The next interesting thing was that the book was not subtle. The big plot twist was clean as day. Perhaps it is because I have a CSI-trained mind, but the prophecies seemed so obvious that I was surprised that Oedipus himself did not see it. Then I realized that the entire audience also knew the plot in advance. There was no tricking these wily Greeks. That left Sophocles to just write good words, and that he did. There was humour, irony, flowery language. A nice trick was the way that the chorus simply recaps the events, in more verbose stylings.

The Greeks really knew how to make a tragedy tragic. If they were to make a "Dumbledore dies on page 647" shirt for Oedipus, they would need to use a smaller font. Everyone dies, and the more gruesome the better. However, again as a Greek theatre law, all of the violence is left off-stage. It provides a nice bit of suspense because whenever a messenger comes in, you know that SOMEBODY is about to hear some bad news.

On the whole, this was the perfect start to this adventure. There is nothing more classic than the Greeks, and all in all it was an easy read, with only around 6000 lines of text. I enjoyed the book wholly, and while I doubt I'll read it again, it felt like it took up a little niche in my empty brain-space.

8/10

(Note: While I am loathe to make a marking system for this, I feel like a reviewer, and my opinions may fluctuate from day to day, so I must do as I see fit.)

"Can't You Just Read The Wikipedia Article?"

I cannot believe how many times I have heard those words. It has been a fortnight since I started this project, and it has to have been said by at least as many people as there have been days. To sum up, yes. I could read the Cliffs Notes, SparkNotes, Wikipedia page, get a lecture, read the graphic novel, watch the movie, or do something else. But to do that would miss half the point of everything.

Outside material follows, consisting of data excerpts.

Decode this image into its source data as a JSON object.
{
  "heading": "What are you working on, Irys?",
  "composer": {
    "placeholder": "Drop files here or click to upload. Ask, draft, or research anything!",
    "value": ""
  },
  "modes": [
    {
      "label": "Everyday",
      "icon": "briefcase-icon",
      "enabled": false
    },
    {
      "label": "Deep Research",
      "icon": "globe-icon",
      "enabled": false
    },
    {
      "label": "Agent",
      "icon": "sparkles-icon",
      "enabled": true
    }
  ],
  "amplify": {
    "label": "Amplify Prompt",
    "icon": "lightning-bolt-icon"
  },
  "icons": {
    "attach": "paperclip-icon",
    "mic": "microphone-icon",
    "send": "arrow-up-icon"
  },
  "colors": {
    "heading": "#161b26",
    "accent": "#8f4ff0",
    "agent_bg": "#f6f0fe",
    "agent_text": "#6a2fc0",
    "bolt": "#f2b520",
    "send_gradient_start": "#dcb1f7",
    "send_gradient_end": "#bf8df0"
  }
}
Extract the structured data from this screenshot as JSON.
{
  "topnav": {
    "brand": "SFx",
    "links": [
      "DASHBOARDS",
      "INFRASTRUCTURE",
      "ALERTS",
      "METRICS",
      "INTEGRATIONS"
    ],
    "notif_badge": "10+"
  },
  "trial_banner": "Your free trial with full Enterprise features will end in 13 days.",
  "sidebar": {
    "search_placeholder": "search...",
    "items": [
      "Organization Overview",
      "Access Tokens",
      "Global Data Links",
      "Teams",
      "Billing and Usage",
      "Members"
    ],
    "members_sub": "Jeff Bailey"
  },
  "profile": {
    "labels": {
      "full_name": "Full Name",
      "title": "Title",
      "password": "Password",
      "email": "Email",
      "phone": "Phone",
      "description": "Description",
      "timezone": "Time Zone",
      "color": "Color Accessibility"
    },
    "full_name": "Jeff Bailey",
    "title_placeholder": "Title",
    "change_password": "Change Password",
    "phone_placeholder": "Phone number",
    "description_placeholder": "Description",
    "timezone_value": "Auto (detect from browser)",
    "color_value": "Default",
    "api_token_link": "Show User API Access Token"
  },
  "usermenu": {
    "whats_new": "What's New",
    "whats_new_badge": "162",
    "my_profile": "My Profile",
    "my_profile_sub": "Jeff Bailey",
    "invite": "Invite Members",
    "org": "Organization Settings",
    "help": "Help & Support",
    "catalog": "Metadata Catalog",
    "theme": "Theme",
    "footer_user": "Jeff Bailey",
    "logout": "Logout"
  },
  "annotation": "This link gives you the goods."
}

The reason I started on this is because I wanted to improve my abilities for my high school trivia team. We are sorely lacking anybody on the team with, how would you say, culture. I, being the one who does theatre, seems to be the only one in the general vicinity. So, I decided to start on a quest. Read the top 100 most-used books for trivia questions, top to bottom, through and through.

This appeals to me in a number of ways. First, I'm an avid fan of books by A.J. Jacobs, who has been making a career out of stunts like following the Bible to the letter, reading the Encyclopedia Brittanica A-Z and outsourcing his life to India. Second, I have always wanted to read more literature. I have a solid range of pop culture knowledge, stemming from my parents. I know Dirty Dancing from Breakfast Club, and I can connect a quote to a movie better than many. But real books, real literature, had started to fade away.

So this seemed like the perfect solution. I have a reason to do it: help the team, get better at trivia. It also builds me as a person: learn something, become more cultured. And it's because of that that just reading the Wikipedia article simply will not do. If I'm going to do this, I'm going to do it to its fullest extent. No abrdiged versions, no pop-up books. I'm not going to read Crime and Punishment in the original Russian, but as much as possible I am going to try and get the books straight from the source.

Here is where I am going to log my thoughts on each book. My preliminary list is 80 books long, and it should continue growing all the time. I would hate to forget a single thing I've dredged out of this, so I'm going to pour it all out here. Wish me luck.